ここへ来て、あからさまに冒険初心者丸出しの自分たちを騙そうとしたり、荷物をられそうになったり、盗まれたりなど一度もなかった。それどころか、お金がないと言っても嫌な顔一つせず、竜を停める場所を貸してくれたり、世話までしてくれるというので、何か渡せるものがないかとロブスタスが変装用のドレスを渡したりしたのだ。

「では、こういうのはどうでしょう。もしこの後、首に首枷を嵌めている人間が換金に来たら、その人たちの首枷を外す資金の手助けとなるように、残り八十億分のお金を当てていただけませんか?」
鑑定士の男と、その隣の眼鏡竜人が息を飲んだ。
「そっ、それで本当にいいのですかな?」
「ええ、私達にはこれだけでも十分すぎる」
物凄く量を減らして、厳選に厳選を重ねて持って来たというのに、これを役立てずそのまま持って帰って来たと知ったら、ルキがきっとガッカリするだろう。
それと、司書達の選定はすごかった。本当に、高額買取となったのだから。
それにしても、旅先で十億など、全く使い切れる気がしない。
超激レアな名画並みの高値が付いてしまった。
ソゴゥがぼんやり考えていると、鑑定士の男がソゴゥの手をとって握って来た。
「貴方は、聖人様だ。私はこんな人を見たことがない」
もう一人の眼鏡竜人まで、ソゴゥの手を握手するように握って来る。
「お約束を違わぬよう、残りの料金はきっちり残酷なランカの首枷を外す手助けに使わせていただきます」
竜人族の手の平は、エルフとはやはり違うんだなと、ソゴゥはまたしても違う事を考えていた。

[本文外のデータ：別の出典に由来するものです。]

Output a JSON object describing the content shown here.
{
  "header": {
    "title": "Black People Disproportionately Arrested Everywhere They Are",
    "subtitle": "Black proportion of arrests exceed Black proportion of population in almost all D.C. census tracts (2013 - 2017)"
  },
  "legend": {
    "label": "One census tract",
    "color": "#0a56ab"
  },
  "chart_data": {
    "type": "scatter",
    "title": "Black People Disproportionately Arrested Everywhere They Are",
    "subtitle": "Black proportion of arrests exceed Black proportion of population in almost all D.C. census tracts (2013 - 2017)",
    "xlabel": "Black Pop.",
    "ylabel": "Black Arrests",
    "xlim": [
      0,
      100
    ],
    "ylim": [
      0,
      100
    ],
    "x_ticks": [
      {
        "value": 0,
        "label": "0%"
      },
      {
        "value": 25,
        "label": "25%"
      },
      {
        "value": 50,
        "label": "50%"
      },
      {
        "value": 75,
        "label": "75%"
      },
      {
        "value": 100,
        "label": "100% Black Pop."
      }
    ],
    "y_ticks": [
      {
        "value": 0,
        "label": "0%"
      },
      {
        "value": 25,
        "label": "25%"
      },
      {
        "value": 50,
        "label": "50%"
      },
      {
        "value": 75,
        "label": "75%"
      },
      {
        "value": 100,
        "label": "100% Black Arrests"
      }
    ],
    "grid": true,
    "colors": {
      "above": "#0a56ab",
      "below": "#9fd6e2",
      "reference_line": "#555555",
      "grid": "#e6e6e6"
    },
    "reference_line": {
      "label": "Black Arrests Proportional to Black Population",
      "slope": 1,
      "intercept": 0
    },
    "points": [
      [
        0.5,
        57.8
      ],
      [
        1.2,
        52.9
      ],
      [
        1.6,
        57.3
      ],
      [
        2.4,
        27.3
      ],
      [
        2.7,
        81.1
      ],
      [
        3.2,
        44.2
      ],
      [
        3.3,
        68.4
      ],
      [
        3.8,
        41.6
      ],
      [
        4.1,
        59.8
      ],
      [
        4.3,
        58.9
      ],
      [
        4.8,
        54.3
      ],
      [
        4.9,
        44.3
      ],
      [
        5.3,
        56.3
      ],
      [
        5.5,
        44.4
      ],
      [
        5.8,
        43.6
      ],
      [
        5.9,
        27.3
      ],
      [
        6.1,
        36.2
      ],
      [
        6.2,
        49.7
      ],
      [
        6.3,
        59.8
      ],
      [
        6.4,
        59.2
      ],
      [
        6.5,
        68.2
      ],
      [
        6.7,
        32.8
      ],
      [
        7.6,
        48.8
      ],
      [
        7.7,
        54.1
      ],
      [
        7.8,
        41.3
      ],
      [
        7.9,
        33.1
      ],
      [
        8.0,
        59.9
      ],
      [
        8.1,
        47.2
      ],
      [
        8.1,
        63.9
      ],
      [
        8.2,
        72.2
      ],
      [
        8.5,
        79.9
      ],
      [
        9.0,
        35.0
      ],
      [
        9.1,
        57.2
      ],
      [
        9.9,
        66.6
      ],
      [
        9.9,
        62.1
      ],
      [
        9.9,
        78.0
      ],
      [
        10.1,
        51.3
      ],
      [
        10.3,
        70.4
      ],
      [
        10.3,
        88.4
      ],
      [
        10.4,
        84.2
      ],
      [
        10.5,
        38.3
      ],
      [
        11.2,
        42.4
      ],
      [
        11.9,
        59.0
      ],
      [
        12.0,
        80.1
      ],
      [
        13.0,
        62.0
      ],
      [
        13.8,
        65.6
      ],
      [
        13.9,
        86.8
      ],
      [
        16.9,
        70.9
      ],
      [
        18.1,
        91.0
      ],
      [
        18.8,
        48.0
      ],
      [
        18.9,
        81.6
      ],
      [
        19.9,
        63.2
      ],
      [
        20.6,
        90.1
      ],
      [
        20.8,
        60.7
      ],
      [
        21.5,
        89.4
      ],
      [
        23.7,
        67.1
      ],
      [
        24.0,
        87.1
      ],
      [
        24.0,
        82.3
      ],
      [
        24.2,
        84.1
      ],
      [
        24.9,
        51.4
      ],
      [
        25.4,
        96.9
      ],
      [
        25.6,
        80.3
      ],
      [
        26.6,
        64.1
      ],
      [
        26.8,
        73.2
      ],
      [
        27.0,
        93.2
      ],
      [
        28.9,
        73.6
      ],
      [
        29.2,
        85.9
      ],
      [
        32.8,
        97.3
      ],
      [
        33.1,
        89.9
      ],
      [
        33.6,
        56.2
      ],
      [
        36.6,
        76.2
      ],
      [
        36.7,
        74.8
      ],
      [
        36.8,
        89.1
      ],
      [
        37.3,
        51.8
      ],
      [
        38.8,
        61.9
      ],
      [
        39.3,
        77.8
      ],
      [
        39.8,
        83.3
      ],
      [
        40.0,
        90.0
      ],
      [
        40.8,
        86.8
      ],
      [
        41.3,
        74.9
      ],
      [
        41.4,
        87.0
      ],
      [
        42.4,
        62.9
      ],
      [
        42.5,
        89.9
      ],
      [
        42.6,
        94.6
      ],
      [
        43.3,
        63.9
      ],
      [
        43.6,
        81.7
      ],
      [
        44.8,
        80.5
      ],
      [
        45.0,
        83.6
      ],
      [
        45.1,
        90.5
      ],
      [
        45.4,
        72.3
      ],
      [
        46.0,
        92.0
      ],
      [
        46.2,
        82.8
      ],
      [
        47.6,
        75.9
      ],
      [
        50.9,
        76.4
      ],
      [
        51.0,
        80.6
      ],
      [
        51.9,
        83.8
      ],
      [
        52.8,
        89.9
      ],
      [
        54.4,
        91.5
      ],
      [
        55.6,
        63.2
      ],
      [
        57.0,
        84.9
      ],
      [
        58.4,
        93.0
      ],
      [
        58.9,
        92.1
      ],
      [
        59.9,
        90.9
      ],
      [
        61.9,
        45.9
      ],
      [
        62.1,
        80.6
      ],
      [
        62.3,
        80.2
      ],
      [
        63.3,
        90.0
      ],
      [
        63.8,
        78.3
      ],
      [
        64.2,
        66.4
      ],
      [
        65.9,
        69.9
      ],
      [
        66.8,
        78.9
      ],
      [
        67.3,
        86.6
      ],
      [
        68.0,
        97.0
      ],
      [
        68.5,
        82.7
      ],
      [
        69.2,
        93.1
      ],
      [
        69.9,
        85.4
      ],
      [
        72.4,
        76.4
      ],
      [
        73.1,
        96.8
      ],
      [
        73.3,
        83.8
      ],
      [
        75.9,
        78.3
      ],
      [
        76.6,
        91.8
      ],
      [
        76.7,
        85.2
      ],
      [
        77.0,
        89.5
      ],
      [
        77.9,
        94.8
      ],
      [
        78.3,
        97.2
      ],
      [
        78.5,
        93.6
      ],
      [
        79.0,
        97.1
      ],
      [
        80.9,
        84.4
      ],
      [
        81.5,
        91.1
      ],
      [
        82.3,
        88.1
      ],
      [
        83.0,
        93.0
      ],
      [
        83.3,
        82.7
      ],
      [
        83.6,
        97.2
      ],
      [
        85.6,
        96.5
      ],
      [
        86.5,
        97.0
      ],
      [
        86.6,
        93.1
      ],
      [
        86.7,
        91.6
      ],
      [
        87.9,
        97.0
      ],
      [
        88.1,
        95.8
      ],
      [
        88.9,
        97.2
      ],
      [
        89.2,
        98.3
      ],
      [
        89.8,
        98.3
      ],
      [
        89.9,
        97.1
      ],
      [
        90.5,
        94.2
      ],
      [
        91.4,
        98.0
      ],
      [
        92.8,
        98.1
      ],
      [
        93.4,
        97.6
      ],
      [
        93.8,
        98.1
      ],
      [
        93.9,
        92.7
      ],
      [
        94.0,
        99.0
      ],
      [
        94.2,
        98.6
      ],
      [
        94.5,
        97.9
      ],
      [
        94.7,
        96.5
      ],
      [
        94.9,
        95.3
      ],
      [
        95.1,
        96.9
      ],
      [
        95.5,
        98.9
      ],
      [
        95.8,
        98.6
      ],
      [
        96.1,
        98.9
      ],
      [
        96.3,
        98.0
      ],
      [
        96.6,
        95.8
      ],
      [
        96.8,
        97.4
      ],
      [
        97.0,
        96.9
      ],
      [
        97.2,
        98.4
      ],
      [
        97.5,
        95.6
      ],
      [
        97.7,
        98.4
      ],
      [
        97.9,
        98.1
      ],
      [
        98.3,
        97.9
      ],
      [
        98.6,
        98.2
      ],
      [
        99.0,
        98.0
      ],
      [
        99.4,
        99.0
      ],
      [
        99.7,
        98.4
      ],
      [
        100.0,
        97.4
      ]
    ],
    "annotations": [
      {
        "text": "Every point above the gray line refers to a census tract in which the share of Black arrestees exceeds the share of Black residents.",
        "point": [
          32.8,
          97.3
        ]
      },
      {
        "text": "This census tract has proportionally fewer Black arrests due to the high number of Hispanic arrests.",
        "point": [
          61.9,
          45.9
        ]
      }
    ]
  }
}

実はこの浮島に来てから、ソゴゥはワクワクが止まらず、かなりのハイテンションとなっていたため、意識が散漫になりがちだったのだ。
ソゴゥは水晶を一本ずつ格納する専用の袋を付けてもらい、それらをリュックにしまった。
「ツレを待つので、建物付近に暫く滞在しているけど気にしないでくださいね」とソゴゥは言いおいて、二人にお礼を言い、出入口の方に向かった。
先ほどの交渉途中、ヨルにも意思を飛ばして石を全部置いて行っていいと思うか確認したところ「荷物が軽くなる方が良いではないか」と、少しずれた答えが返って来ていたのだった。
ヨルの言うように、重くはないが、かさばっていたので、リュックがだいぶすっきりしたのは確かだ。
イセトゥアンとロブスタスがその辺りに戻ってきていないかと、換金所を出て道を確認していると、先ほどの首枷を外した男が、数人の男女を連れてきて、ソゴゥの前に次々と跪いて、地面に額を擦りつけんばかりにひれ伏した。

「わっ、何? どうしたの?」
「どうか、どうかこの者たちの首枷も外してはいただけないでしょうか」
「分かったから、直ぐ外すから、立ってください」
言いながらソゴゥは、痛々しく首に嵌められた男女の首枷を瞬間移動で手元に集めた。
「外れましたよ」と、ソゴゥが平伏す人たちに声を掛ける。